The combination of Cassandra and Spark is the gospel for companies that need to provide customers with real-time referrals and personalized online experiences.
Cassandra/spark application precedent for video analytics companies
The use of Cassandra+spark architecture has precedent, and Ooyala is one of them. Ooyala is a video analytics provider. Ooyala handles 2 billion video events per day, with about 28TB of data to be processed on approximately 220 nodes. But Ooyala's technical team leader, Harry Robertson, can confidently say: "We're not just telling our customers that your video was played 100 times a few days, we'll give you more details, like 80 times from Beijing and 20 from yahoo.com." "And it is the Cassandra cluster that underpins it all."

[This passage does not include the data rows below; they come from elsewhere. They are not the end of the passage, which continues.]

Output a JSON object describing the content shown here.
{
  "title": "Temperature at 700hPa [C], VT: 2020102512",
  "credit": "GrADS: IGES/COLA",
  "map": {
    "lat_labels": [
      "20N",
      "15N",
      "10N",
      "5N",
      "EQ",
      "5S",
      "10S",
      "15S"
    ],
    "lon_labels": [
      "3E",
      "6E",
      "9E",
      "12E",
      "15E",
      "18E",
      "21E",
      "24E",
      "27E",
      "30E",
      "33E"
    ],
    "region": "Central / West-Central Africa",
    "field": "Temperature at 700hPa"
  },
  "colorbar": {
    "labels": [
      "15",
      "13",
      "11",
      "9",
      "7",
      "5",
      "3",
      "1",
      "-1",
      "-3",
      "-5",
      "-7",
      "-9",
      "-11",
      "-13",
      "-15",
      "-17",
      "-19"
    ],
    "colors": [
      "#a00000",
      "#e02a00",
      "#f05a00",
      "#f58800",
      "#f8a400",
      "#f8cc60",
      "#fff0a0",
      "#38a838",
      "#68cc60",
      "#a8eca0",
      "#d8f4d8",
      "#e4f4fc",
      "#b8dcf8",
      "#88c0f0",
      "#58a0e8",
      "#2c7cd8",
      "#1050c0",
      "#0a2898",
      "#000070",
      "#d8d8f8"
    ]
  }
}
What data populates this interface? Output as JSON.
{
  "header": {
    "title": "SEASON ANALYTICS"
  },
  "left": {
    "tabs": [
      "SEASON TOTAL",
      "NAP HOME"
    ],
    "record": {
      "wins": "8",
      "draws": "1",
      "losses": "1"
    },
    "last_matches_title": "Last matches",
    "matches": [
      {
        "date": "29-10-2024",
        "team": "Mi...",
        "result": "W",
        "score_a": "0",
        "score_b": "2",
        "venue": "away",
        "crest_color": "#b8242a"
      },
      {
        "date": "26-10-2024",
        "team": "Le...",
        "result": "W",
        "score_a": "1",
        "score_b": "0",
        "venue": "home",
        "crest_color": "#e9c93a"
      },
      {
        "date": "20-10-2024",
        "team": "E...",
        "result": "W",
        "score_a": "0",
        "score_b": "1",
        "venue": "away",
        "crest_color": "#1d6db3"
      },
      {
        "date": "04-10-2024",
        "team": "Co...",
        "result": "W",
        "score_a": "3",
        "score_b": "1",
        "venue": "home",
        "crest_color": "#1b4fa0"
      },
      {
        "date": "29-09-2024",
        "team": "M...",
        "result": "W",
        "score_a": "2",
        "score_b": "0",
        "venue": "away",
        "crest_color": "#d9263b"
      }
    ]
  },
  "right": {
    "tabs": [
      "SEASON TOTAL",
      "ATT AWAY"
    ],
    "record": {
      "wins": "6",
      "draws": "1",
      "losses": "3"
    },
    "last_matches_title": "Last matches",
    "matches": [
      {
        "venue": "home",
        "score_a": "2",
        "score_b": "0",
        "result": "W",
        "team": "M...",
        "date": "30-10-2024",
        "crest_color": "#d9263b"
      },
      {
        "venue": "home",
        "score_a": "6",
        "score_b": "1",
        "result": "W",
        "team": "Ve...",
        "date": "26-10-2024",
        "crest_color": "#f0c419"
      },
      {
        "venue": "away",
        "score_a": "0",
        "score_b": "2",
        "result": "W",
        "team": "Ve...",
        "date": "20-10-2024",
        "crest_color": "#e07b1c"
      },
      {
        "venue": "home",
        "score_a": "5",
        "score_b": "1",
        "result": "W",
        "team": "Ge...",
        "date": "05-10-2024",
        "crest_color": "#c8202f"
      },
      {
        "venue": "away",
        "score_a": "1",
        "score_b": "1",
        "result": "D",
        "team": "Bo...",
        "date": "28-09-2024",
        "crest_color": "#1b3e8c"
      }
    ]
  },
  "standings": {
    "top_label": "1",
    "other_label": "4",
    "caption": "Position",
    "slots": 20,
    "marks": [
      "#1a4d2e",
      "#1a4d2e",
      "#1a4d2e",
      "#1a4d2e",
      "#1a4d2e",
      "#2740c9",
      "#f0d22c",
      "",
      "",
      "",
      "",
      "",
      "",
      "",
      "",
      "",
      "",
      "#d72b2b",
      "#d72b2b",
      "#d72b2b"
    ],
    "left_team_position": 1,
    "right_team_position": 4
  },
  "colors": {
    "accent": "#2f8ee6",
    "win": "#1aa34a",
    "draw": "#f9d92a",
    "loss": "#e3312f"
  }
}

However, the ability to handle only large data is not enough, and Ooyala needs to turn the "mountains" of primitive events into small, operable events. The company has previously considered Hadoop, but Hadoop is more scalable and less real-time. The real-time flow processing framework such as Storm is considered, but it has the advantage of dealing with the fixed flow, and the elasticity query ability is poor. Finally, Ooyala chose the memory distributed computing framework Spark.
Now Ooyala is running the Spark/cassandra architecture.
The content source of this page is from Internet, which doesn't represent Alibaba Cloud's opinion;
products and services mentioned on that page don't have any relationship with Alibaba Cloud. If the
content of the page makes you feel confusing, please write us an email, we will handle the problem
within 5 days after receiving your email.
If you find any instances of plagiarism from the community, please send an email to:
info-contact@alibabacloud.com
and provide relevant evidence. A staff member will contact you within 5 working days.